Las Vegas Review-Journal (Sunday)
Las Vegas Cuban community reacts
Those with Cuban ties happy, but also bitter
At just a year old, Maria T. Caminero lost her home.
The now-52-year-old founder of the Las Vegas Valley’s Cuban Heritage Foundation said her 21-year-old mother fled the island nation in the 1960s with her and her infant brother in tow, first to Mexico, then to the United States.
Meanwhile, Caminero’s father remained in the communist country as a political prisoner for 17 years. She didn’t see him again until she was 19 years old.
“I feel like I have been a victim of communism my whole life,” Caminero said Saturday, sitting among a boisterous crowd at Cuban restaurant Florida Cafe Cuban Bar & Grill on Las Vegas Boulevard South near Charleston Boulevard. “I don’t know what my country looks like. I don’t know what my country smells like.”
Like the friends and acquaintances who surrounded her at the restaurant, Caminero rejoiced when she heard news of former Cuban President Fidel Castro’s death.
Castro, who earned the hatred of many Cubans for his embrace of communism and hard-line approach to dissenters, died at age 90, his brother and successor Raúl Castro said late Friday.
The death sparked mourning in parts of Latin America and celebrations in the streets of U.S. cities like Miami, where large Cuban populations reside.
At the Florida Cafe, Cuban-Americans crowded in booths to toast Castro’s death with tall glasses of a rum and Coke drink Cuba libre, which translates to “free Cuba.”
To local Cuban-American attorney Alex De Castroverde, news of Castro’s death was bittersweet.
In April 1961, his then-19-year-old father, Waldo, joined a group of Cuban expatriates in an attempted invasion at the Bay of Pigs.
Waldo De Castroverde, who served as a paratrooper in the failed takeover, was imprisoned for two years before being released and spent decades participating in anti-Cuba activities before his death about two years ago, his son said.
Alex De Castroverde, who was born in Miami and has never visited his father’s birthplace, said his dad had a deep desire to outlive Fidel Castro and return home to see a democratic Cuba. But he never got the chance.

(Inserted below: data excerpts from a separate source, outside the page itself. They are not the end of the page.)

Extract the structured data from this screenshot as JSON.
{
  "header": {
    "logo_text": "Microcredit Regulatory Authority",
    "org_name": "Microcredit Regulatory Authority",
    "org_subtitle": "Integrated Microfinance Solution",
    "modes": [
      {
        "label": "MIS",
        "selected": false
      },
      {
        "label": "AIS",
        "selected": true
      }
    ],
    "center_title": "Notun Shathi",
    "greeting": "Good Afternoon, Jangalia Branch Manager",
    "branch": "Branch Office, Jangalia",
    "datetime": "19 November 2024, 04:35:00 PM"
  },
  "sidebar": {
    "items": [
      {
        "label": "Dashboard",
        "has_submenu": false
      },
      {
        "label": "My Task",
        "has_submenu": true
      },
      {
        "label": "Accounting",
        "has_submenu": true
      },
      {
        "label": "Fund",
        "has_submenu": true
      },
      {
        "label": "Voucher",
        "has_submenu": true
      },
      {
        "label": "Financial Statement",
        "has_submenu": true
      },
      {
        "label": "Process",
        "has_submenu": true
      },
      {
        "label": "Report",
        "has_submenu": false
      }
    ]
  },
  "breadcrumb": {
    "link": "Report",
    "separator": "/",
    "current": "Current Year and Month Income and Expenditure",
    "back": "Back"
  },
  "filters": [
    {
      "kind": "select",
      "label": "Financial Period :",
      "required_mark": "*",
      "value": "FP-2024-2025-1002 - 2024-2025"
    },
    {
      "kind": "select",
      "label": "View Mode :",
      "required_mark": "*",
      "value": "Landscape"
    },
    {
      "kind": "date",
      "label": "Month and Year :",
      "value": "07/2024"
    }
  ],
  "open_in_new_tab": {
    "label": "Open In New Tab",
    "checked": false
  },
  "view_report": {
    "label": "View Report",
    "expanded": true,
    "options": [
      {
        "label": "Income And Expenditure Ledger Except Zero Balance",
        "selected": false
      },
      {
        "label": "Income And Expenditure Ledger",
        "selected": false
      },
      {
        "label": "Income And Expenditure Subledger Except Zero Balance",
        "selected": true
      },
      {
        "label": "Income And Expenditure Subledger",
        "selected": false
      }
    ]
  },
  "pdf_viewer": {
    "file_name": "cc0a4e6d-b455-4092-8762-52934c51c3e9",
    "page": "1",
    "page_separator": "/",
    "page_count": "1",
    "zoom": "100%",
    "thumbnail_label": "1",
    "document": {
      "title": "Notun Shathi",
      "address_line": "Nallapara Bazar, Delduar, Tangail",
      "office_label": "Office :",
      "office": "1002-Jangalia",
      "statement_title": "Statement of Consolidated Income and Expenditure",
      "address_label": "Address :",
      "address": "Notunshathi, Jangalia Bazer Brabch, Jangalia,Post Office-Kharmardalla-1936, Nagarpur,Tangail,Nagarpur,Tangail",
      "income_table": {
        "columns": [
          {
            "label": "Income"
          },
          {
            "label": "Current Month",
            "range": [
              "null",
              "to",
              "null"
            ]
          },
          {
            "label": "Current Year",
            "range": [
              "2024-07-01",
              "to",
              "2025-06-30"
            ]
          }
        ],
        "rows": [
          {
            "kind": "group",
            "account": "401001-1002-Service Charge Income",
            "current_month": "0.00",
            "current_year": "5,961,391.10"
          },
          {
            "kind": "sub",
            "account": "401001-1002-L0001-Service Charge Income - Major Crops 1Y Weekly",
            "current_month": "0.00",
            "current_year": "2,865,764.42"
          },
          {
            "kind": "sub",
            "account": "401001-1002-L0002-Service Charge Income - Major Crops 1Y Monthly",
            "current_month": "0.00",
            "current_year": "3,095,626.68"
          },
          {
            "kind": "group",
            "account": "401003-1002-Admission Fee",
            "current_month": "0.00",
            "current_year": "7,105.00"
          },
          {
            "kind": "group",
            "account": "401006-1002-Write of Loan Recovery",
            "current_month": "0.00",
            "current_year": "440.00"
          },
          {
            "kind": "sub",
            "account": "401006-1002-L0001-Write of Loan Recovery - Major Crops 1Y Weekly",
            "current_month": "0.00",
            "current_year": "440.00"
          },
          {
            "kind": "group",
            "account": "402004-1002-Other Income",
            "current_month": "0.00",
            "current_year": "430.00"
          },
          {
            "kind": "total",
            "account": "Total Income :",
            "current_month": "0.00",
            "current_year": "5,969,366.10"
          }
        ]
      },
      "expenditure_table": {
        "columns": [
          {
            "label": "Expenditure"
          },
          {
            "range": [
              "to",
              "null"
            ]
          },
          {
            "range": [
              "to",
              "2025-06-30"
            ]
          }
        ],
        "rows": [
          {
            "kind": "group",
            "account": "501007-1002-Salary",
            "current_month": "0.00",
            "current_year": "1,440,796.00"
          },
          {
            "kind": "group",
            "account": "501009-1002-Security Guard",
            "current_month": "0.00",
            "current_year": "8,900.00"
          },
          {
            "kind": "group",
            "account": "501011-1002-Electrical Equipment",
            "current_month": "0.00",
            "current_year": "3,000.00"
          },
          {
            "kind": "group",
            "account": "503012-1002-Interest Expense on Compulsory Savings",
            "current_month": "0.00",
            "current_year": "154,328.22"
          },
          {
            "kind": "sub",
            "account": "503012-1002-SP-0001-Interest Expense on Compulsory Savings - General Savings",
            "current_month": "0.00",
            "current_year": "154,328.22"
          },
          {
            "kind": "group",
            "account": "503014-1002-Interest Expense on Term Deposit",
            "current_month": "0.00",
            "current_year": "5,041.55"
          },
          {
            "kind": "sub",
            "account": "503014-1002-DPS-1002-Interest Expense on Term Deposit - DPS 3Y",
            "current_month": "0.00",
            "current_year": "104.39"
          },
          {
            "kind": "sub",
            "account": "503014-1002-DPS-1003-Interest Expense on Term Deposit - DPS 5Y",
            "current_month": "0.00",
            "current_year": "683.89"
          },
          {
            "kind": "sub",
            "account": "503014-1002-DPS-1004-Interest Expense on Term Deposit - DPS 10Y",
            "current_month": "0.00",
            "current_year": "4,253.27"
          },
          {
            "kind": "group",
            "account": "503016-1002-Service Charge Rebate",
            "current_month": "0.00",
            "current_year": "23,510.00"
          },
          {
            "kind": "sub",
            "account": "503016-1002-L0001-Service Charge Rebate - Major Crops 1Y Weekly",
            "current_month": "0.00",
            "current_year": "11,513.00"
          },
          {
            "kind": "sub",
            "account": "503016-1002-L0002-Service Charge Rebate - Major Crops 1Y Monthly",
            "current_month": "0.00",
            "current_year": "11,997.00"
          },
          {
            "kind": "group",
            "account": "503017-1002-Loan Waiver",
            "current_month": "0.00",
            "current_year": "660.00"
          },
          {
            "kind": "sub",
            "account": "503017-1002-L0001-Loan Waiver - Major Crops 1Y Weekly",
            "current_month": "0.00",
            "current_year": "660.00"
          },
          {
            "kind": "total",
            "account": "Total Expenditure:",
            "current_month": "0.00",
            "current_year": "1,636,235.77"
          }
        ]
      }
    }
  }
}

“Obviously we’re excited that a brutal dictator … has finally reached his demise,” Alex De Castroverde, speaking by telephone, said of his family. “(But) it’s sad that my dad was not here to see it.”
Maria Fundora, a local who came to the United States in 1967 when she was just 5 years old, said some of her family members lost their lives under Castro’s regime.
“My parents had to basically lose everything to come here,” Fundora said.
Her family was split up, an aunt of hers was jailed and her father, who didn’t live to see Castro’s death, lost almost all of his belongings and had to begin his life over in a new country.
“There is nobody in their right mind who would think this is a bad thing,” she said of Castro’s death. “Too many people have died … trying to get freedom.”
Whether the way forward for Cuba is with or without U.S. engagement with Raúl Castro’s government, Las Vegas’ Cuban-American population generally agrees that Castro’s death marks a significant moment in Cuban history.
“It’s the turning point,” Caminero said. “It’s the end of an era.”